Olga Gemes Ford [also known as Olga Gemes and Olga Ford] was born in Budapest, Hungary, on 26 June 1905. She studied architecture in Vienna, Dresden, Berlin and Paris, and trained under Hans Poelzig. She subsequently qualified as an architect with a Dip.Ing. from the Technische Hochschule in Berlin-Charlottenburg.
Some time in the early 1930s she move to England and by the end of the decade was an active member of the design community in Britain, elected to the National Register of Industrial Art Designers and specialising in the design of printed textiles, rugs and carpets and woven textiles. A photograph of a dining room designed by Gordon Russell Ltd. and featuring a hand-tufted rug designed by Elizabeth Gemes [possibly misattributed and in fact by Olga Gemes] is illustrated in 'Decorative Art' 1939 (p.76). Following World War Two her work was shown at a number of major exhibitions and trade fairs including the 'Britain Can Make It' exhibition at the Victoria & Albert Museum in London in 1946. It also featured in contemporary architecture and design journals including 'Architectural Review', 'L'Architecture d'Aujourd 'hui' 'Ter es Forma', 'La Construction Moderne', etc.
During the 1940s she began lecturing for the Oxford University Delegacy Extra Mural Studies. In the early 1950s she became an instructor at Leicester School of Architecture. In the early 1960s she also began to teach at Leicester College Art [later part of Leicester Polytechnic, now De Montfort University].
In the 1970s, in addition to teaching, she began working as a freelance photographic Illustrator, contributing images to art publishers in Britain and abroad.
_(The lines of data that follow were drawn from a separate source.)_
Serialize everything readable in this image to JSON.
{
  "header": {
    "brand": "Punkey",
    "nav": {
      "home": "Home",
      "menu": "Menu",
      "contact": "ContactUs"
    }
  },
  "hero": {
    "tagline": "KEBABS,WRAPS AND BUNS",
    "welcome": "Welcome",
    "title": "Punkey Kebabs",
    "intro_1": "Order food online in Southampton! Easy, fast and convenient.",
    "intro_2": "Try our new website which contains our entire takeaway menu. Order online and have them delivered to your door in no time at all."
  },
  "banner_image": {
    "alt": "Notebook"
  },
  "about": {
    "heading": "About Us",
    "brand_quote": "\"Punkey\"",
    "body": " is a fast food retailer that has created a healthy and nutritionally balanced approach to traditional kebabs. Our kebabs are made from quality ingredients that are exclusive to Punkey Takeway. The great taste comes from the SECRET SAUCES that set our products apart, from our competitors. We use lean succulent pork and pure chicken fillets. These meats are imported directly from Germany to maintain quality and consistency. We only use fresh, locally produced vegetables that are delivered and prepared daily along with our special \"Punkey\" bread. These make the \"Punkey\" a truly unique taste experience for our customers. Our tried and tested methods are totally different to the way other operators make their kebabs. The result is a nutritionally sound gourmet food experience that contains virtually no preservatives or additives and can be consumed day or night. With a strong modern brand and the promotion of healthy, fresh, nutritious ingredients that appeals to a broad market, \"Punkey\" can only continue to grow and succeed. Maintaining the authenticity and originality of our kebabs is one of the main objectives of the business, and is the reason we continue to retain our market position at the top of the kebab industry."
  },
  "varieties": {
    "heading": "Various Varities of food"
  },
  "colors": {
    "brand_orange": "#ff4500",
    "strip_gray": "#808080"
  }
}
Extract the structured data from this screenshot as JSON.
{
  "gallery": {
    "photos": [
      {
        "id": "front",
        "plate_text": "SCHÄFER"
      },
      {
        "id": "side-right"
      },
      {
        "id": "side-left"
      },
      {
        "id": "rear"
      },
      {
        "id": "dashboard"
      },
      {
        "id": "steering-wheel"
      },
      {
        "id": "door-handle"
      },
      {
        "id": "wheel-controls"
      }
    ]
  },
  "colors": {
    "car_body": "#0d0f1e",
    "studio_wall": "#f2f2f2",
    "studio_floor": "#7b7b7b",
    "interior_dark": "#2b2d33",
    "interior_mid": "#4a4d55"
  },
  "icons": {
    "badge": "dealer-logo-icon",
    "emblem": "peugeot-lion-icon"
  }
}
Gemes Ford was a Fellow of the Central Institute of Art and Design (CIAD) and a Member of the Society of Industrial Artists and Designers (MSIAD). Her address in 1939 was given as 23 Normanton Road, South Croydon, Surrey. Between the 1940s and the mid-1970s she lived in Stoneygate, Leicester. She then moved to north London. She was married to Oliver E. Ford. She died in Islington, London in September 1988.